Вадик нехотя скорчился.
– Ладно, – наконец согласился он и, скинув кроссовочки, забрался под покрывало.
Он промяукал еще что-то на своем, на детском, но я опять не смог разобрать. Особо и не пытался. Виталька уже нетерпеливо толкался у двери, переминался с ноги на ногу и то и дело шикал «Игорь» мне в спину. Сын закрыл глазки, и только тогда я поднялся, направляясь к выходу. Виталька всучил мне в руки пластиковый прозрачный стаканчик, наполненный резко пахнущей водкой. Мы чокнулись. Выпили. Он смешно скривился, но совсем слабо – порция сорокоградусной явно была далеко не первой.
– Мы тебе подарок приготовили.
Машинка болталась в обычном пластиковом пакете без особой упаковки. Я мельком видел подаренные Виталику коробки, и мой сюрприз на том фоне выглядел невзрачно и бледновато. Но я все равно его вручил.
– Коллекционная. Еще старые отцовские запасы. Ты всякий антиквариат любишь, надеюсь, к сердцу придется, – я нервно сгибал и разгибал пальцы, пока Виталик доставал машинку из пакета. На его лице застыло немое изумление: брови вздернулись, а рот чуть округлился, как у ребенка.

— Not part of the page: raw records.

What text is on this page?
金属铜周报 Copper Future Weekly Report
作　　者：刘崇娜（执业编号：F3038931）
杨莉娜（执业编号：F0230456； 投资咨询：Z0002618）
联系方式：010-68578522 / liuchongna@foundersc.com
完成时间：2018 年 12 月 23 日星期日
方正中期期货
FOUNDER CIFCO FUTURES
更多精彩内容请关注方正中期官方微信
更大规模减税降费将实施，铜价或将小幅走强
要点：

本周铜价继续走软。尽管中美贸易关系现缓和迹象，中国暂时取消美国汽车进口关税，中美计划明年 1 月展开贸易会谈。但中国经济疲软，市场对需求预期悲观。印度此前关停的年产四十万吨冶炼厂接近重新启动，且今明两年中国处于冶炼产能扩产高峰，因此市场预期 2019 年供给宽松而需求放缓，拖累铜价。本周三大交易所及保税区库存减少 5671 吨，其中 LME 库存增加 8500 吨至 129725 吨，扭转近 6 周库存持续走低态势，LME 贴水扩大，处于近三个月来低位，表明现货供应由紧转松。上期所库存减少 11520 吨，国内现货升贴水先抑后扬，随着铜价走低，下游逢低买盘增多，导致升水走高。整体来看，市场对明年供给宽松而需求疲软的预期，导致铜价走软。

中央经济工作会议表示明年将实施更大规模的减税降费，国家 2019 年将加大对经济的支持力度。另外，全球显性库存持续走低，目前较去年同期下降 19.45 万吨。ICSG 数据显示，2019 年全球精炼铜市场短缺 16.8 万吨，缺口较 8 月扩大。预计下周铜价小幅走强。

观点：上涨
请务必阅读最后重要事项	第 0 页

– Ты б знал, сколько она стоит… – пробормотал он. – Блядь, Игореха, это лучший подарок! Без слов!
Он стиснул меня в объятиях, а я начинал понимать, почему мать запрятала их так далеко – догадки о большой стоимости машинок подтвердил и Виталька. Похлопав его по спине в ответ, я выпутался из объятий. Он бережно положил машинку рядом с Вадиком, видно, надеясь, что к ребенку никто не полезет и подарок не сломает.
Мы вышли в накуренный коридор. Комендантша явно делала вид, что не слышала нашей гулянки, потому что иначе давно была бы здесь.
– Две тыщи рублей делают чудеса, – пояснил Виталик, когда я спросил об этом. – Не парься. Пошли бухать?
– Пошли, – легко согласился я.
– Тебя там Дашка заждалась.
Выходя из комнаты, я нервно вспоминал, кто такая Дашка, но на ум никто так и не пришел. Только когда на шею кинулась девчонка с соседней группы, прыгнувшая со мной в койку первого сентября, я ее признал.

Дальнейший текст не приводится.